The memo in question was sent to senior university leaders and said that the counseling center was being seriously mismanaged in ways that not only treated employees such as the psychologists unfairly but that endangered the quality of care offered to Georgia State students. The university has consistently denied these charges or that the memo was the real reason for the psychologists' dismissal.
But the appeals court decision said that -- as in the Garcetti case -- the memo in question was written "pursuant to … duties" of the employees. The "controlling factor" in analysis, the appeals court said, was whether the memo was about subjects related to job duties. The appeals court said this was the case.
A further issue was whether the subjects of the memo (alleged mismanagement of the counseling center) was a matter of "public concern."
The psychologists argued that they wrote the memo with an important issue for public concern, namely the well-being of Georgia State students. But the appeals court majority accepted the university's argument that the memo was "nothing more than an internal complaint.
"The district court correctly concluded, however, that the form, content and context of the memorandum … indicate that appellants were speaking as employees on conduct that interfered with their job responsibilities, rather than as citizens on matters of social, political or other civic concern."

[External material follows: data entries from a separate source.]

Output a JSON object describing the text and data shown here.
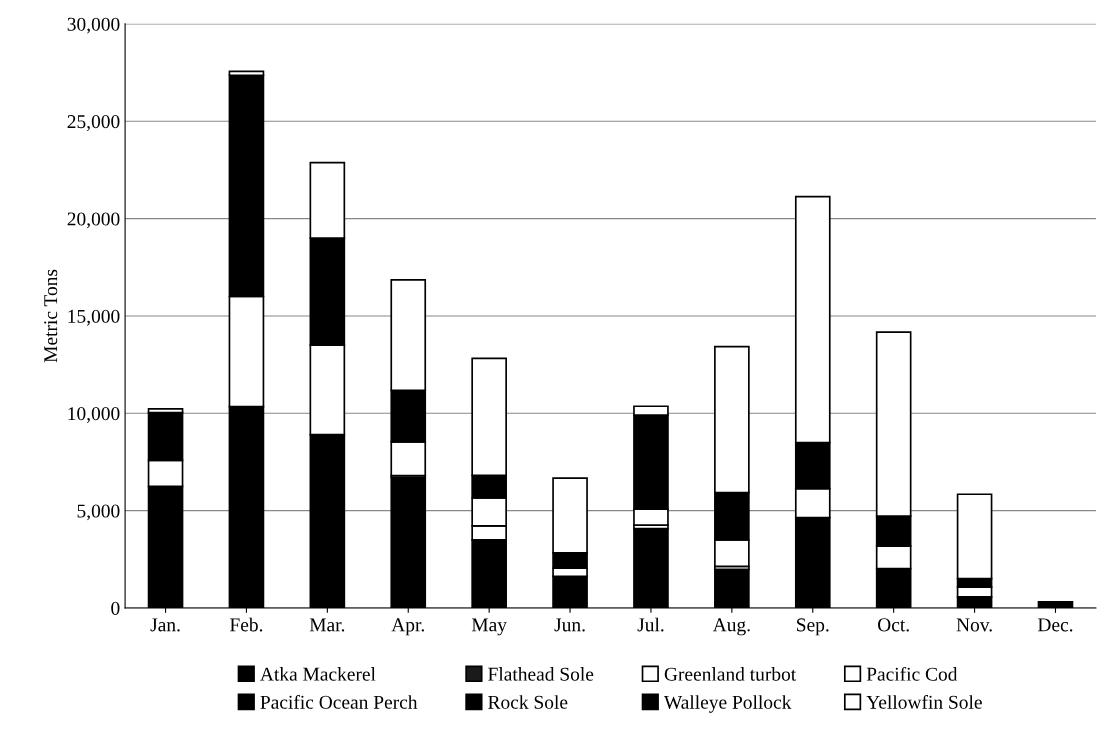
{
  "chart_data": {
    "type": "bar",
    "stacked": true,
    "ylabel": "Metric Tons",
    "categories": [
      "Jan.",
      "Feb.",
      "Mar.",
      "Apr.",
      "May",
      "Jun.",
      "Jul.",
      "Aug.",
      "Sep.",
      "Oct.",
      "Nov.",
      "Dec."
    ],
    "series": [
      {
        "name": "Atka Mackerel",
        "color": "#000000",
        "values": [
          6250,
          10340,
          8900,
          6700,
          3500,
          1630,
          4080,
          1980,
          4640,
          2030,
          570,
          310
        ]
      },
      {
        "name": "Flathead Sole",
        "color": "#1a1a1a",
        "values": [
          null,
          null,
          null,
          null,
          null,
          null,
          null,
          null,
          null,
          null,
          null,
          null
        ]
      },
      {
        "name": "Greenland turbot",
        "color": "#ffffff",
        "values": [
          null,
          null,
          null,
          100,
          720,
          null,
          180,
          160,
          null,
          null,
          null,
          null
        ]
      },
      {
        "name": "Pacific Cod",
        "color": "#ffffff",
        "values": [
          1330,
          5660,
          4600,
          1730,
          1430,
          410,
          820,
          1350,
          1490,
          1150,
          500,
          null
        ]
      },
      {
        "name": "Pacific Ocean Perch",
        "color": "#000000",
        "values": [
          null,
          null,
          null,
          null,
          null,
          null,
          null,
          null,
          null,
          null,
          null,
          null
        ]
      },
      {
        "name": "Rock Sole",
        "color": "#000000",
        "values": [
          null,
          null,
          null,
          null,
          null,
          null,
          null,
          null,
          null,
          null,
          null,
          null
        ]
      },
      {
        "name": "Walleye Pollock",
        "color": "#000000",
        "values": [
          2450,
          11360,
          5500,
          2650,
          1160,
          790,
          4830,
          2440,
          2370,
          1540,
          440,
          null
        ]
      },
      {
        "name": "Yellowfin Sole",
        "color": "#ffffff",
        "values": [
          200,
          200,
          3870,
          5670,
          6010,
          3840,
          450,
          7490,
          12630,
          9450,
          4330,
          null
        ]
      }
    ],
    "ylim": [
      0,
      30000
    ],
    "yticks": [
      {
        "value": 0,
        "label": "0"
      },
      {
        "value": 5000,
        "label": "5,000"
      },
      {
        "value": 10000,
        "label": "10,000"
      },
      {
        "value": 15000,
        "label": "15,000"
      },
      {
        "value": 20000,
        "label": "20,000"
      },
      {
        "value": 25000,
        "label": "25,000"
      },
      {
        "value": 30000,
        "label": "30,000"
      }
    ],
    "grid": "y",
    "legend": "bottom"
  }
}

A dissent in the case, however, took issue with both parts of the majority opinion. The dissent first said that speaking out on their boss was not a regular job duty of the psychologists, and thus should not be considered a job duty.
Further, the dissent rejected the idea that the mental health of Georgia State students isn't a matter of public concern. The psychologists' memo deserves First Amendment protections, the dissent said, because it was about "practices [that] impeded their ability to identify students who might be a risk to themselves or others and to provide effective counseling services. I do not view these health and safety concerns as merely personal gripes or employment-related grievances."